Local shear stress-strain response of Sn-3.5Ag/Cu solder joint with high fraction of intermetallic compounds: Experimental analysis

Current trend in miniaturization of microelectronic devices is the motivating factor for size reduction of joints and interconnects. The electronic industry is expecting to reduce the scale of interconnects in the next generations microelectronic devices. Mechanical behavior of these joints will significantly be different from traditional solder joints due to the effects such as geometrical and microstructural constraints, anisotropy caused by the reduction in a number of grains, and the presence of brittle intermetallics (IMCs). Mechanical experiments at this scale are very challenging. This study was focused on investigating the effect of different volume fraction of IMCs on the shear behavior of micro-scale solder joints with a 50 μm stand-off height.

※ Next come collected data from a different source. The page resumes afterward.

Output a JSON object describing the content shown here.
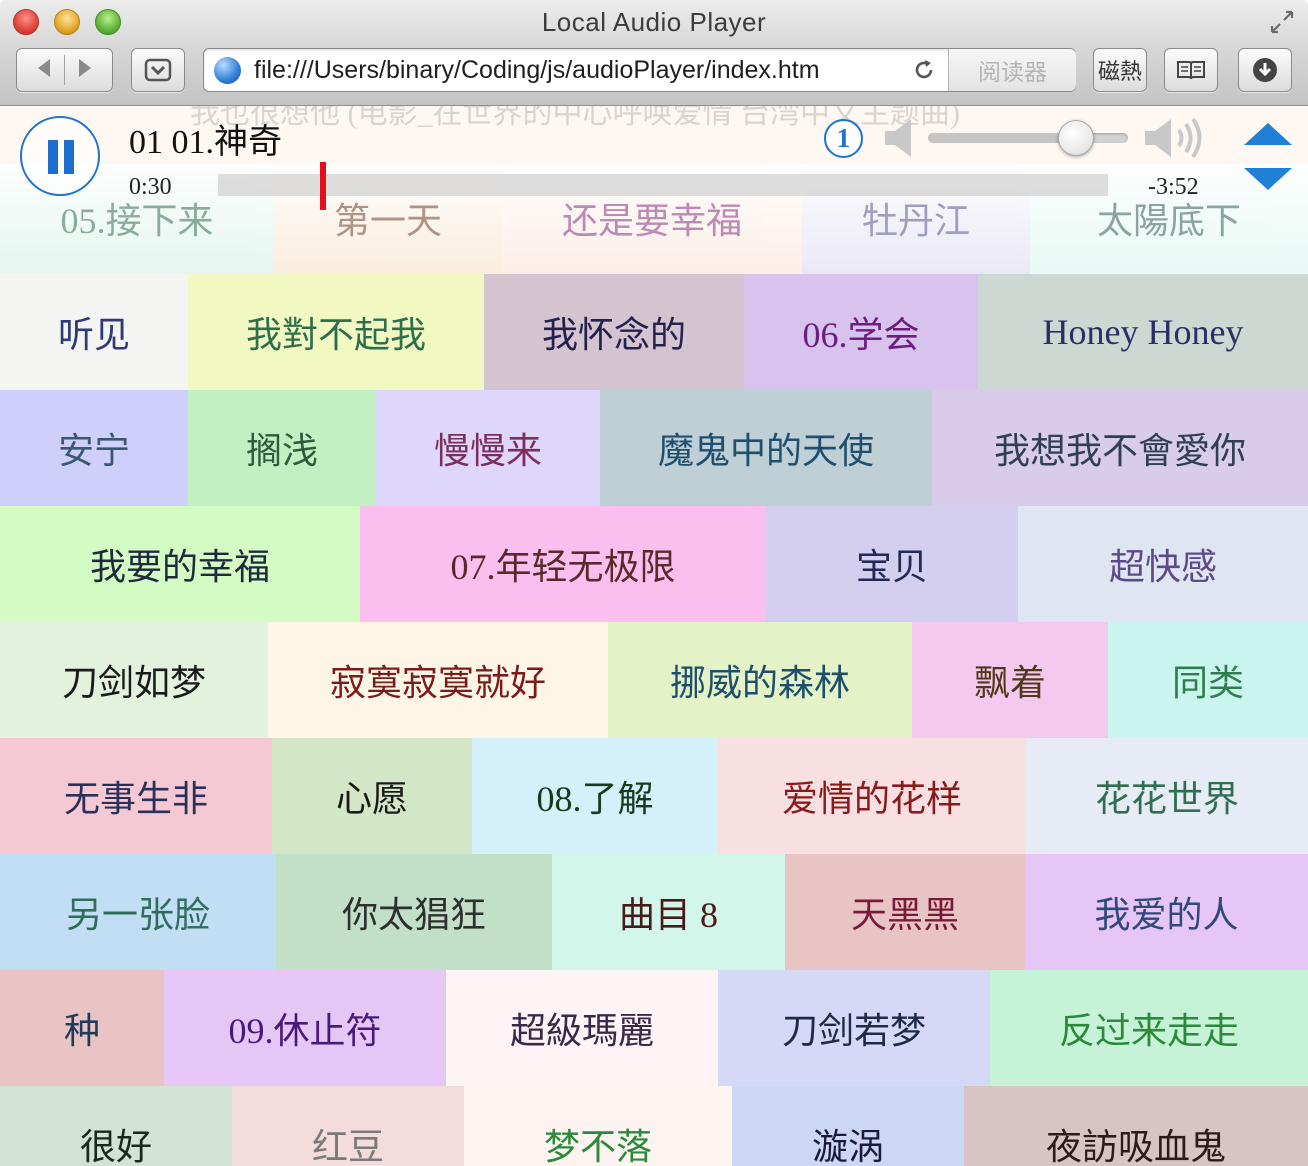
{
  "window": {
    "title": "Local Audio Player"
  },
  "toolbar": {
    "url": "file:///Users/binary/Coding/js/audioPlayer/index.htm",
    "reader_label": "阅读器",
    "extension_label": "磁熱"
  },
  "player": {
    "ghost_title": "我也很想他 (电影_在世界的中心呼唤爱情 台湾中文主题曲)",
    "track_title": "01 01.神奇",
    "elapsed": "0:30",
    "remaining": "-3:52",
    "progress_percent": 11.5,
    "volume_percent": 74,
    "repeat_badge": "1",
    "accent_color": "#1e73d2",
    "playhead_color": "#e3101b"
  },
  "rows": [
    [
      {
        "label": "05.接下来",
        "bg": "#cfeee3",
        "fg": "#2a6b48",
        "fade": true
      },
      {
        "label": "第一天",
        "bg": "#f7dfc4",
        "fg": "#6e3b22",
        "fade": true
      },
      {
        "label": "还是要幸福",
        "bg": "#f8e1d2",
        "fg": "#8a2a78",
        "fade": true
      },
      {
        "label": "牡丹江",
        "bg": "#d9d6ee",
        "fg": "#4f4f8a",
        "fade": true
      },
      {
        "label": "太陽底下",
        "bg": "#d4f5ec",
        "fg": "#2c5b53",
        "fade": true
      }
    ],
    [
      {
        "label": "听见",
        "bg": "#f4f5f3",
        "fg": "#2f3b78"
      },
      {
        "label": "我對不起我",
        "bg": "#f1f8c1",
        "fg": "#2f6e4d"
      },
      {
        "label": "我怀念的",
        "bg": "#d4c4cf",
        "fg": "#23224f"
      },
      {
        "label": "06.学会",
        "bg": "#d8c2ee",
        "fg": "#6c1d7e"
      },
      {
        "label": "Honey Honey",
        "bg": "#cdd8d2",
        "fg": "#2b2f66"
      }
    ],
    [
      {
        "label": "安宁",
        "bg": "#cfcffb",
        "fg": "#3b5871"
      },
      {
        "label": "搁浅",
        "bg": "#c2f0c2",
        "fg": "#2f5a3c"
      },
      {
        "label": "慢慢来",
        "bg": "#dfd6fc",
        "fg": "#7b2e5c"
      },
      {
        "label": "魔鬼中的天使",
        "bg": "#bfcfd6",
        "fg": "#1f4f6e"
      },
      {
        "label": "我想我不會愛你",
        "bg": "#d9cceb",
        "fg": "#2f3f55"
      }
    ],
    [
      {
        "label": "我要的幸福",
        "bg": "#d5fbc5",
        "fg": "#1f2a3b"
      },
      {
        "label": "07.年轻无极限",
        "bg": "#fabfee",
        "fg": "#5a2a2a"
      },
      {
        "label": "宝贝",
        "bg": "#d4cfef",
        "fg": "#232a55"
      },
      {
        "label": "超快感",
        "bg": "#dfe6f2",
        "fg": "#5c4a8a"
      }
    ],
    [
      {
        "label": "刀剑如梦",
        "bg": "#e2f2dd",
        "fg": "#1a1a1a"
      },
      {
        "label": "寂寞寂寞就好",
        "bg": "#fdf6e6",
        "fg": "#7a1c1c"
      },
      {
        "label": "挪威的森林",
        "bg": "#e3f3c7",
        "fg": "#1f4e6a"
      },
      {
        "label": "飘着",
        "bg": "#f5c9ef",
        "fg": "#4e3a1a"
      },
      {
        "label": "同类",
        "bg": "#c9f5ee",
        "fg": "#2e7d4e"
      }
    ],
    [
      {
        "label": "无事生非",
        "bg": "#f5c9d3",
        "fg": "#2a3158"
      },
      {
        "label": "心愿",
        "bg": "#d3e6c5",
        "fg": "#1a1a1a"
      },
      {
        "label": "08.了解",
        "bg": "#d3f0fb",
        "fg": "#1a3a1a"
      },
      {
        "label": "爱情的花样",
        "bg": "#f7dfe2",
        "fg": "#8a1a1a"
      },
      {
        "label": "花花世界",
        "bg": "#e6ebf6",
        "fg": "#2f6e4f"
      }
    ],
    [
      {
        "label": "另一张脸",
        "bg": "#c2def5",
        "fg": "#2f6e5a"
      },
      {
        "label": "你太猖狂",
        "bg": "#c2e0c8",
        "fg": "#2f2f2f"
      },
      {
        "label": "曲目 8",
        "bg": "#d2f7ea",
        "fg": "#4a1a1a"
      },
      {
        "label": "天黑黑",
        "bg": "#e8c4c4",
        "fg": "#7a1a3a"
      },
      {
        "label": "我爱的人",
        "bg": "#e5c6f7",
        "fg": "#2f4a7a"
      }
    ],
    [
      {
        "label": "种",
        "bg": "#e9c4c4",
        "fg": "#1f3a5a"
      },
      {
        "label": "09.休止符",
        "bg": "#e6c6f5",
        "fg": "#4a1a7a"
      },
      {
        "label": "超級瑪麗",
        "bg": "#fdf5f5",
        "fg": "#3a2a4a"
      },
      {
        "label": "刀剑若梦",
        "bg": "#d6d9f5",
        "fg": "#1f2a4a"
      },
      {
        "label": "反过来走走",
        "bg": "#c6f3d8",
        "fg": "#2a8a3a"
      }
    ],
    [
      {
        "label": "很好",
        "bg": "#d3e3d3",
        "fg": "#1a2a1a"
      },
      {
        "label": "红豆",
        "bg": "#f5dcdc",
        "fg": "#7a7a7a"
      },
      {
        "label": "梦不落",
        "bg": "#fdf3f0",
        "fg": "#2a8a3a"
      },
      {
        "label": "漩涡",
        "bg": "#ccd7f5",
        "fg": "#1a1a3a"
      },
      {
        "label": "夜訪吸血鬼",
        "bg": "#d9c4c4",
        "fg": "#2a1a1a"
      }
    ]
  ]
}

A single lap-shear specimen was designed to conduct the study. Two Copper (Cu) substrates were soldered together with Sn-3.5Ag solder foil and a thickness of 50 μm was achieved. The soldering temperature of 260 °C and soldering time of 10, 30 and 60 min were utilized to achieve approximately 40%, 60% and 80% IMCs of total joint thickness. The experiments were conducted using a micro-tensile tester which is integrated with an optical microscope for monitoring and observing deformation in the testing materials. To investigate the local shear strain behavior, an optical technique along with a developed image processing computer program was used. The single lap-shear tests were conducted with the shear strain rate of 0.015s−1 and 0.15s−1 to observe its effect on shear stress-strain behavior. The study shows that the ultimate shear strength and strain to failure are largely dependent on the volume fraction of IMCs. On the other hand, the far-field or nominal shear strain is totally different than the local shear strain behavior at solder joint region. Fractography analysis was conducted to investigate the possible failure mechanism. A ductile to brittle fracture mode transition along with dominant interfacial delamination is witnessed when the solder joints had a higher volume fraction of IMCs than bulk solder. Effect of different shear strain rates on the shear strength, failure strain and fracture mode were also investigated. Different shear strain rates tend to have an insignificant effect on the shear strength of the joint whereas the failure strain decreases considerably at higher shear strain rate.